Abstract

Diagnosis of anaphylactic shock occurring during anesthesia is challenging because of altered clinical signs and confounding diagnoses (e.g. arterial hypotension). A major sign of clinical severity in the presence of arterial hypotension is a low end-tidal CO2 concentration (below 20mmHg). Acute hemoconcentration (increase of hemoglobin concentrations) is highly suggestive of vascular leak triggered by anaphylactic shock. Guidelines for management of anaphylactic shock occurring during anesthesia are based on withdrawal of the suspected allergen, airway control, increased cardiac preload by the Trendelenbourg position and volume expansion, epinephrine, glucocorticoids and monitoring for 24hours, although evidence for the efficacy of these therapeutic interventions is absent or very weak.

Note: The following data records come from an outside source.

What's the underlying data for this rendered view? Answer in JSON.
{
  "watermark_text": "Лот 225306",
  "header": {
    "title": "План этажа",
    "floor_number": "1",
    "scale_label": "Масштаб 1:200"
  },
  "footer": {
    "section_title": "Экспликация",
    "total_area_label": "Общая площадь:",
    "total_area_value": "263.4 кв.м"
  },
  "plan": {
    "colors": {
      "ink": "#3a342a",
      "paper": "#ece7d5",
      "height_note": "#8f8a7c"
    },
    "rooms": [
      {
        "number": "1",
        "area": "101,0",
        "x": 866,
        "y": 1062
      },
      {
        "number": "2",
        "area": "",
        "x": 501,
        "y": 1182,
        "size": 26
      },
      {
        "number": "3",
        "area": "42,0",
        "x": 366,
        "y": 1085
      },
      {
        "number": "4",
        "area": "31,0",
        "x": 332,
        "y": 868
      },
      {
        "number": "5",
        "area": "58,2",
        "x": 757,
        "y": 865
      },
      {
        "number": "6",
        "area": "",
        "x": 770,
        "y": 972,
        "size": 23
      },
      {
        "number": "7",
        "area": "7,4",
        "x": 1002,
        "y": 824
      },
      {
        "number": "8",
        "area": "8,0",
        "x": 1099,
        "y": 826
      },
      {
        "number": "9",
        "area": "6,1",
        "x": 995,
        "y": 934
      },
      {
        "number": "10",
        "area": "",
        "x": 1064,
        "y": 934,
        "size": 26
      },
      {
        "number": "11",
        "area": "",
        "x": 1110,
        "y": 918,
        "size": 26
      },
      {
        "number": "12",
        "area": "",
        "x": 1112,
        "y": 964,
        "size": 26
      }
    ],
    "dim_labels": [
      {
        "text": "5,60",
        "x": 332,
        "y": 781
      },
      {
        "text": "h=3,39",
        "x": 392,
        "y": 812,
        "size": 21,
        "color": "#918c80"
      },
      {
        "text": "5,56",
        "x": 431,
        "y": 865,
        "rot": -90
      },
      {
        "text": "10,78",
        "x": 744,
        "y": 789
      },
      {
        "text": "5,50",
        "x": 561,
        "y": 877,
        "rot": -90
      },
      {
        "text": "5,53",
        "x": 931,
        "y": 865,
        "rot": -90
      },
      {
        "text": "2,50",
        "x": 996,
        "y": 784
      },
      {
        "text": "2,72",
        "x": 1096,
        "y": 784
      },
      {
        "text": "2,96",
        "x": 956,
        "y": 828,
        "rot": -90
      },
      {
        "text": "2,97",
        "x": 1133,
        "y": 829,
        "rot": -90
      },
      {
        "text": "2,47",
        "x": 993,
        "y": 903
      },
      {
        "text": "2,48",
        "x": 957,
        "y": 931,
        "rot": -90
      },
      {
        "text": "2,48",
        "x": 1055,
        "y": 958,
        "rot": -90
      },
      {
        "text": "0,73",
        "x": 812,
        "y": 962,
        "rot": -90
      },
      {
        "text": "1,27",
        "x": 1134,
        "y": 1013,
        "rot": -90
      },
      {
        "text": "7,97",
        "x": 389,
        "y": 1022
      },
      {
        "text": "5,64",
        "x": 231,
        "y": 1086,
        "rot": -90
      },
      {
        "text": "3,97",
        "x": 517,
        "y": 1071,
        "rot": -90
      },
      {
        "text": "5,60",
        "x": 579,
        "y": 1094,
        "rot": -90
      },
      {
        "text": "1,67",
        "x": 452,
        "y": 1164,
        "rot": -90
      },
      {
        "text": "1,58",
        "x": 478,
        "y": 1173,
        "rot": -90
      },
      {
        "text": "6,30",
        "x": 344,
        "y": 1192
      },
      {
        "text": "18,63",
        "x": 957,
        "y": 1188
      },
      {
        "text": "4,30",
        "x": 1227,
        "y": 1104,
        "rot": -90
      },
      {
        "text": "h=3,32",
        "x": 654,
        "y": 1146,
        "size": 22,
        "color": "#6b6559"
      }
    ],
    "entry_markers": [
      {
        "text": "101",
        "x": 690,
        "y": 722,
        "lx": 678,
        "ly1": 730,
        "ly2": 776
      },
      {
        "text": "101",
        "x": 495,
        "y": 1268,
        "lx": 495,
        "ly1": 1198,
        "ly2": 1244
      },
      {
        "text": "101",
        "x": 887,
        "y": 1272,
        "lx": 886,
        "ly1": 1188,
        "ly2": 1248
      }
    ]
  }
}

Refractory anaphylactic shock although not defined could be characterized by persistent clinical signs after more than 10minutes of adequately managed resuscitation. It should trigger enhanced cardiac monitoring through echocardiography to detect primary myocardial dysfunction and alert for extracorporeal life support. Drugs that may be used for refractory anaphylactic shock in addition to epinephrine are glucagon, norepinephrine, vasopressin, methylene blue but there are only animal studies where these drugs were compared to epinephrine. Follow-up after resuscitation includes patient information on the drugs given before occurrence of clinical signs, scheduled allergology investigation, pharmacovigilance report and recovery of the conclusions of allergology investigation with clear decisions on the identification of the culprit agent and subsequent avoidance. All these conclusions have to be traced in the medical record and shared with the patient.